Soucieux de renforcer le rôle du préfet adjoint pour tenir compte de la situation difficile de l’île, M. Charles Pasqua a souhaité préciser à nouveau les attributions de cette autorité administrative. Il a ainsi expliqué devant la commission les circonstances de l’élaboration de la circulaire du 31 octobre 1994 concernant les responsabilités et les pouvoirs du préfet adjoint pour la sécurité en Corse : " Dès septembre 1993, je souhaitais qu’une décision forte du gouvernement confirme le rôle prééminent du préfet adjoint chargé de la sécurité en ce domaine. D’arbitrages en arbitrages, en raison des réticences tenaces du garde des sceaux au titre des missions de police judiciaire, du ministre de la Défense au titre de la gendarmerie et du ministre du Budget au titre de la douane, mon souhait de voir les fonctions de ce préfet chargé de la sécurité définies par décret n’a pu être suivi d’effets. En réalité, le décret est devenu une circulaire, signée le 31 octobre 1994. Il a donc fallu plus d’un an pour que ce texte, frappé d’une faiblesse juridique congénitale, voie le jour ".

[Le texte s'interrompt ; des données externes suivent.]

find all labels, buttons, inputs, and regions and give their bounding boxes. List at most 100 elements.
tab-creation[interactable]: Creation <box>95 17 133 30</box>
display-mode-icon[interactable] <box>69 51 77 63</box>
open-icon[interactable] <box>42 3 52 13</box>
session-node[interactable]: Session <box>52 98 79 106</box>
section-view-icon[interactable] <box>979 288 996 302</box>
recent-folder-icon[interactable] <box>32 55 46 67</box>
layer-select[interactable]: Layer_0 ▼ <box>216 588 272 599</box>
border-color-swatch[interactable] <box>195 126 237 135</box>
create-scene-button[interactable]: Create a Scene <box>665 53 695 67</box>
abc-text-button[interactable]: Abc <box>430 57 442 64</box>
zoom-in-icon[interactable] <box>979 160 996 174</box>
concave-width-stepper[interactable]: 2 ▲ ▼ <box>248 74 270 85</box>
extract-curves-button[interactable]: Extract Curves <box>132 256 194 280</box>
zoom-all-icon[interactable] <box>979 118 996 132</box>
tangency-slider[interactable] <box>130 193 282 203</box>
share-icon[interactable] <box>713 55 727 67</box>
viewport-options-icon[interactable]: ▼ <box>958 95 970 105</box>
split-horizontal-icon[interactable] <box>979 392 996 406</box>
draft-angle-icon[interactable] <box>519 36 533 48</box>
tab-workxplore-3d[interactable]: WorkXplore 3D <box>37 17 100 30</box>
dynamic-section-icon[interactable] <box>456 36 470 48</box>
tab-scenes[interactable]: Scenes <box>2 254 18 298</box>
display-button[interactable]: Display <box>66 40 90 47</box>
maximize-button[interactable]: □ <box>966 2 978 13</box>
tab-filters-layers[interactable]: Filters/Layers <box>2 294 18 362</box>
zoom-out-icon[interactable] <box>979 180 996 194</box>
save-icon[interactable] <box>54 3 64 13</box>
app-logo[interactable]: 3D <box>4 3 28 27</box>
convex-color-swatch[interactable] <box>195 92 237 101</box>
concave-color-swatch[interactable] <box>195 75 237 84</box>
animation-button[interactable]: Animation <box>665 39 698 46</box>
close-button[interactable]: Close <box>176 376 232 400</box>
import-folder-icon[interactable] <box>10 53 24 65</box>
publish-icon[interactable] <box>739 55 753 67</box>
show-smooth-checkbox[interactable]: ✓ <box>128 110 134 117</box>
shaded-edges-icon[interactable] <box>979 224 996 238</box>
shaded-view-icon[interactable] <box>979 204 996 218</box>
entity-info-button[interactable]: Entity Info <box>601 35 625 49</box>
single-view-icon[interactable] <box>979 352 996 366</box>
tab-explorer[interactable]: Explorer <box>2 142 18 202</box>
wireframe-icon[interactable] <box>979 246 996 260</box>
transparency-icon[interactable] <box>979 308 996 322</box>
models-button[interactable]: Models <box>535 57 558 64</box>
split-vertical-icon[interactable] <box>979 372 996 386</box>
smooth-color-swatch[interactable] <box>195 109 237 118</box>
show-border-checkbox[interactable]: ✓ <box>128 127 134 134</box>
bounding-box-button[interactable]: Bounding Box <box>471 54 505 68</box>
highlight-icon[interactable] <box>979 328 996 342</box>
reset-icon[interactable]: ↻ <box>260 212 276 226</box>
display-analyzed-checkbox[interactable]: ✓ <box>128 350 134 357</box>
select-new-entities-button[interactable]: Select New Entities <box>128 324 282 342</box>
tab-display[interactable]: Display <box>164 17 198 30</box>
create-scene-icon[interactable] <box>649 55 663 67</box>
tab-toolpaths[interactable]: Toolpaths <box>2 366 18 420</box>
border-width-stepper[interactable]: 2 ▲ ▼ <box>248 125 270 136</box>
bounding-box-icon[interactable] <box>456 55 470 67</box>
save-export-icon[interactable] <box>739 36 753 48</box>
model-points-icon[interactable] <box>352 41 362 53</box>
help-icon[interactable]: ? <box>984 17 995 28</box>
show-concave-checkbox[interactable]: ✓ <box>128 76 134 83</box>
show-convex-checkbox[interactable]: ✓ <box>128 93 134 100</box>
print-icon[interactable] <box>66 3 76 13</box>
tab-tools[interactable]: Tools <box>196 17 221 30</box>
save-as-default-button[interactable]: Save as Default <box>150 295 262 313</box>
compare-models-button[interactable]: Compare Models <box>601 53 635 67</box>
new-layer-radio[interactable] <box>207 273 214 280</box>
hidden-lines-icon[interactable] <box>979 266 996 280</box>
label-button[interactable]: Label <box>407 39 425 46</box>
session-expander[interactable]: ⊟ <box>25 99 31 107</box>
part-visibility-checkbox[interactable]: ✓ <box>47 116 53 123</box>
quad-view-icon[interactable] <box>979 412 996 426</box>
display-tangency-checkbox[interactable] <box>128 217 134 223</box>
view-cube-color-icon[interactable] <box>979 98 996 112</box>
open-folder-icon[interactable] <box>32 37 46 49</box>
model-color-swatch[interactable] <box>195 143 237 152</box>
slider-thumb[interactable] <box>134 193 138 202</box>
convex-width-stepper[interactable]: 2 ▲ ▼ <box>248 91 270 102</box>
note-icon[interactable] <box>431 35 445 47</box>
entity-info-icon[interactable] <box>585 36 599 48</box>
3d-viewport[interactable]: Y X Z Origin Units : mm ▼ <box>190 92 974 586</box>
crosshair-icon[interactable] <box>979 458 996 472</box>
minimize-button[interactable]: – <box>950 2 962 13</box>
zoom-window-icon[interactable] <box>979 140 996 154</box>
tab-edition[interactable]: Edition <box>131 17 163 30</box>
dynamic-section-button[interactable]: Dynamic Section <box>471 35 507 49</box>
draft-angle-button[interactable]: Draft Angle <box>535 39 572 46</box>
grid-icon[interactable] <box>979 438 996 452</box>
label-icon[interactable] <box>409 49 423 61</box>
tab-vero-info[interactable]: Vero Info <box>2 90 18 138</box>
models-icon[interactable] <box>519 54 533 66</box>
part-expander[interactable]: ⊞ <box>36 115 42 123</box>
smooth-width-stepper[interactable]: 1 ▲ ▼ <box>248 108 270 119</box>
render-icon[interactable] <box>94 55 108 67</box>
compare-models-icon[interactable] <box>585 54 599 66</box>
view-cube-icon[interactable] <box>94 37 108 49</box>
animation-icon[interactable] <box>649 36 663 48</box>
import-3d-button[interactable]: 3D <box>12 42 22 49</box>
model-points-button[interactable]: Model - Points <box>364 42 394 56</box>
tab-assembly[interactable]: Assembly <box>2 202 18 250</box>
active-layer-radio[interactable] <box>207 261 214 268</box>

Le régime juridique du préfet adjoint pour la sécurité en Corse n’a par la suite pas été directement affecté par les modifications réglementaires intervenues dans ce domaine :

  le décret du 18 mars 1993 relatif aux préfets délégués pour la sécurité et la défense auprès des zones de défense a réduit la liste des départements dotés d’un préfet adjoint de sept à trois (les Bouches-du-Rhône et les deux départements corses) ;

  le décret du 11 juillet 1996 dispose que le ministre de l’Intérieur peut désigner le préfet de zone de défense pour coordonner l’action des préfets dans le cas de crise menaçant l’ordre public et affectant plusieurs départements ;

  le décret du 3 juin 1998 met en place un régime dérogatoire pour le préfet de la Corse : le pouvoir de coordination en cas de crise, précédemment détenu par le préfet de la région Provence-Alpes-Côte d’Azur, lui est transféré pour les deux départements de l’île.

Ces réformes successives ont donc placé l’île dans une situation singulière : le préfet adjoint pour la sécurité de Corse est le seul préfet placé sous l’autorité conjointe de deux préfets de plein exercice, l’un d’entre eux disposant par ailleurs de pouvoirs spéciaux en cas de crise, sans être pour autant à la tête d’une zone de défense. Aussi, le maintien de cette fonction illustre-t-il avant tout la volonté de l’Etat de répondre au délicat problème du maintien de l’ordre en Corse en assurant dans un contexte difficile la coordination de forces nombreuses réparties sur deux départements distincts.